Secara jelas, hal hal yang mencakup pelecehan seksual (Collier, 1992 ; Amanda

2015) yaitu:

a. Terbiasa melakukan siulan untuk menarik perhatian perempuan.

b. Seringnya menggunakan kata kata yang jorok atau berbicara kotor sehingga

merasa seseorang direndahkan martabatnya olehnya.


9

c. Menunujukan postre hingga foto foto pornografi kepada lawan jenisnya

untuk kepuasan sendirinya.

d. Seringnya menggunakan kata kata yang tidak baik terhadap penampilan dan

gaya orang lain.

e. Sentuhan, cubitan, ciuman, pelukan tepukan terhadap prang yng tidak kenal

f. Memamerkan tubuhnya atau kelaminnya kepada seorang yang menurutnya

hina.

2.1.3 Penyebab Pelecehan Seksual

Umumnya tentang sebab terjadinya pelecehan seksual menurut (Collier,1992:

Amanda 2015 ) ada empat unsur, yaitu.:

a. Pengalaman Pelecehan Seksual Dari Faktor Biologik.

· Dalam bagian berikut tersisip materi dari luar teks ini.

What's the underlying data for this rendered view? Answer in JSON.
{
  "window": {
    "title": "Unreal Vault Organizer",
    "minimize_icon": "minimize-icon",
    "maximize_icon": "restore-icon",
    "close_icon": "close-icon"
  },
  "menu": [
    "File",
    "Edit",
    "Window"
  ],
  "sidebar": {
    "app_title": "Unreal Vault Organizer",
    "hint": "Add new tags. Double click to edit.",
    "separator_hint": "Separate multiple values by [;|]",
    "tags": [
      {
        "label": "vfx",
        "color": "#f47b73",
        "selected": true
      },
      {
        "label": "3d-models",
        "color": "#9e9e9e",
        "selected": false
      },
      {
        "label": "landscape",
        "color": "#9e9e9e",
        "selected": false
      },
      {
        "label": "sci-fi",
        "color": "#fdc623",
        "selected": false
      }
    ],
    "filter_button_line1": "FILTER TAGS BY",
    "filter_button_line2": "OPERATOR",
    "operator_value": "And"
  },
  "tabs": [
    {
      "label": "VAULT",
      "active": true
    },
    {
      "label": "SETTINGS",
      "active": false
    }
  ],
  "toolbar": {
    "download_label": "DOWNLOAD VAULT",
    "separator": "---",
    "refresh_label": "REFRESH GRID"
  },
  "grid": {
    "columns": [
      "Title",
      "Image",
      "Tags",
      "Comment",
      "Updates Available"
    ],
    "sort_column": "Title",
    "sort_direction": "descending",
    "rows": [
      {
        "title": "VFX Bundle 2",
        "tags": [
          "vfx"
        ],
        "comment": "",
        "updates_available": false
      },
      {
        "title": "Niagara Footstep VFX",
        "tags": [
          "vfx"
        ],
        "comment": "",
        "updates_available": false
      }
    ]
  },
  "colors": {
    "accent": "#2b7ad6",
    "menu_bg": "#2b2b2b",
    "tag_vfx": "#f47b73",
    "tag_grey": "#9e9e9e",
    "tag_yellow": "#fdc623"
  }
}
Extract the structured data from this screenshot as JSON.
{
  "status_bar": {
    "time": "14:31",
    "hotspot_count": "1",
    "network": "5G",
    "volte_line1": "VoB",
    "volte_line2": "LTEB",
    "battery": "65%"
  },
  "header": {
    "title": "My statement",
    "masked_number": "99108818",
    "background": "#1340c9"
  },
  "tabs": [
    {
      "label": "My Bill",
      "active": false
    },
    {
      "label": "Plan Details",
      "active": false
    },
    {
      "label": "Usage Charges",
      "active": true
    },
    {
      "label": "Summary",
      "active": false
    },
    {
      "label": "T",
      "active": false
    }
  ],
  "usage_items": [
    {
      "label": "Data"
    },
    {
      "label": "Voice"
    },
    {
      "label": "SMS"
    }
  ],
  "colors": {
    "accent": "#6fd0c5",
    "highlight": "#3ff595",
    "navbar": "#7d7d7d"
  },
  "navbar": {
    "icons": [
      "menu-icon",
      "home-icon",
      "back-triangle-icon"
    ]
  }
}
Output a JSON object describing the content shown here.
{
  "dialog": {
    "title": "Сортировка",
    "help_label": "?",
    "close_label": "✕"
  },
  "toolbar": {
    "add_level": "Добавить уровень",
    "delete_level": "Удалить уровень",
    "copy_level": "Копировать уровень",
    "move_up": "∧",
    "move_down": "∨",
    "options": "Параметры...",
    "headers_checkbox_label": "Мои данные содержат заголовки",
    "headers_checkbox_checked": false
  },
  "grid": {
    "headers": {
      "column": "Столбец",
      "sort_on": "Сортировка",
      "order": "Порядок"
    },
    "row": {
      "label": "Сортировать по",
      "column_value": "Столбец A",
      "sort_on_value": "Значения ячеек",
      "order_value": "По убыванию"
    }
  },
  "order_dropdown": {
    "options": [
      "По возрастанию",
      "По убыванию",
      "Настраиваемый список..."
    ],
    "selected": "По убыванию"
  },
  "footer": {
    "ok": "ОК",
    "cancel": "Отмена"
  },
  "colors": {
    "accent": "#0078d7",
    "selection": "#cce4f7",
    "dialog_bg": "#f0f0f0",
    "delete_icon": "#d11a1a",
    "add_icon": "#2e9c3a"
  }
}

Ini karena kecenderungan alami, bahwa laki-laki bertindak sebagai seks

dinamis yang bermusuhan (dalam kapasitas konseptualnya untuk mencari

dan mengobati melalui gerakan yang cukup singkat) dan wanita adalah pihak

bersalah seks yang tidak aktif dan berhati-hati (dalam kapasitas

regeneratifnya). untuk berhenti, dan kemudian berkembang). menumbuhkan

kehidupan lain di perut dan di pangkuannya melalui gerakan dan siklus yang

berlarut-larut). Oleh karena itu, dalam kasus-kasus perilaku cabul, dapat

diduga bahwa dialah yang akan menjadi "pelaku kesalahan yang

mengerikan". Untuk sementara, wanita pasti akan ditempatkan sebagai

korban. Selain itu, sifat perilaku yang tidak pantas terhadap wanita adalah

kelemahan pria dalam mengendalikan keinginannya yang biasa.


10

b. Peristiwa Pelecehan Seksual Dari Faktor Sosial Budaya

Secara keseluruhan, masyarakat yang penuh dengan identitas yang berbeda

ini terbagi menjadi dua garis besar kerangka keluarga, yang secara khusus

didirikan atas garis ibu (Matrilineal) dan garis ayah (Patrilineal). Meski

begitu, sebagai aturan umum, garis yang dianut masyarakat Indonesia

bergantung pada garis ayah (Patrilineal). Diakui atau tidak, seolah-olah telah

membanjiri contoh kehidupan di mata publik. Contoh rutinitas sosial-sosial

sehari-hari yang dialami seseorang sejak remaja dalam identitas keluarganya,

tanpa disadari, cukup banyak mempengaruhi standar perilaku pribadi

seseorang di kemudian hari dalam aktivitas publik. Fakta bahwa pria lebih

membumi daripada wanita juga mempengaruhi pandangan, mentalitas dan

perilaku pria terhadap wanita dan juga sebaliknya.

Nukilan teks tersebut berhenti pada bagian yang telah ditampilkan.